Why the good news? Ironically, the economic downturn may indirectly be a cause: loss of private health insurance coverage has meant many children joining public health insurance programs under NC Medicaid and NC Health Choice. And children in NC’s public health insurance programs are getting more coordinated and arguably better health care than many kids with employer-based coverage because of NC’s nationally-recognized Community Care program. Community Care coordinates care with physician practices, hospitals, emergency rooms and community clinics to make sure children are getting the right medications, seeing the right specialists, limiting unnecessary emergency room visits, and getting the best care health care possible: this not only results in better care but is also saving hundreds of millions of dollars every year.
Other government initiatives contributing to better children’s health? The drop in motor vehicle deaths and injuries is directly attributable to NC’s graduated drivers licensing program, a system now copied by a majority of states. Reduction in teen tobacco use? Thank higher cigarette taxes and NC’s new law prohibiting smoking in bars and restaurants.
So, mean old government – which we are supposed to get rid of as quickly as possible apparently – is having a substantial and positive effect on children’s health.
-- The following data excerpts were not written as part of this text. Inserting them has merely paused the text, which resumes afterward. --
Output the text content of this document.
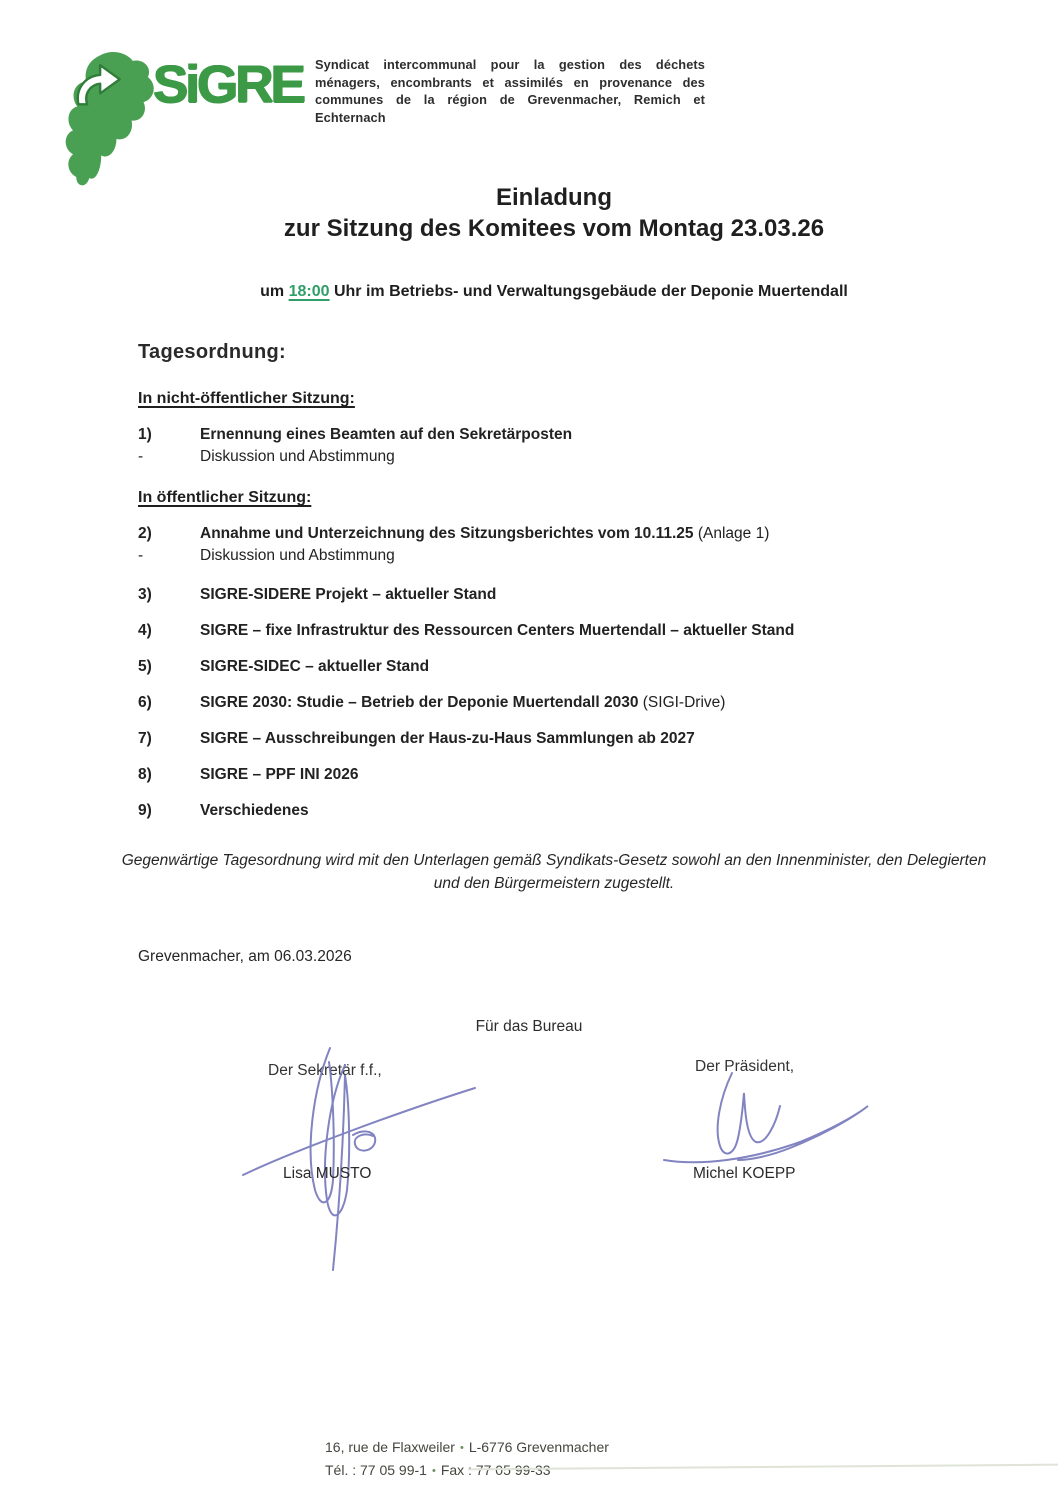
SiGRE Syndicat intercommunal pour la gestion des déchets ménagers, encombrants et assimilés en provenance des communes de la région de Grevenmacher, Remich et Echternach
Einladung
zur Sitzung des Komitees vom Montag 23.03.26
um 18:00 Uhr im Betriebs- und Verwaltungsgebäude der Deponie Muertendall
Tagesordnung:
In nicht-öffentlicher Sitzung:
1)	Ernennung eines Beamten auf den Sekretärposten
-	Diskussion und Abstimmung
In öffentlicher Sitzung:
2)	Annahme und Unterzeichnung des Sitzungsberichtes vom 10.11.25 (Anlage 1)
-	Diskussion und Abstimmung
3)	SIGRE-SIDERE Projekt – aktueller Stand
4)	SIGRE – fixe Infrastruktur des Ressourcen Centers Muertendall – aktueller Stand
5)	SIGRE-SIDEC – aktueller Stand
6)	SIGRE 2030: Studie – Betrieb der Deponie Muertendall 2030 (SIGI-Drive)
7)	SIGRE – Ausschreibungen der Haus-zu-Haus Sammlungen ab 2027
8)	SIGRE – PPF INI 2026
9)	Verschiedenes
Gegenwärtige Tagesordnung wird mit den Unterlagen gemäß Syndikats-Gesetz sowohl an den Innenminister, den Delegierten und den Bürgermeistern zugestellt.
Grevenmacher, am 06.03.2026
Für das Bureau
Der Sekretär f.f.,	Der Präsident,
Lisa MUSTO	Michel KOEPP
16, rue de Flaxweiler • L-6776 Grevenmacher
Tél. : 77 05 99-1 • Fax : 77 05 99-33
Many of these policy changes haven’t been easy, but agency policymakers and state leaders should be proud that the investments and changes they have been able to make over the past few years are resulting in measurable gains for children.
Of course, looming cutbacks in all these programs and efforts can quickly erase these hardfought gains. All the more reason as NC enters what will be a really tough budget year to put all options on the table – both taxes and cutbacks – to preserve these important improvements in the lives of NC’s children.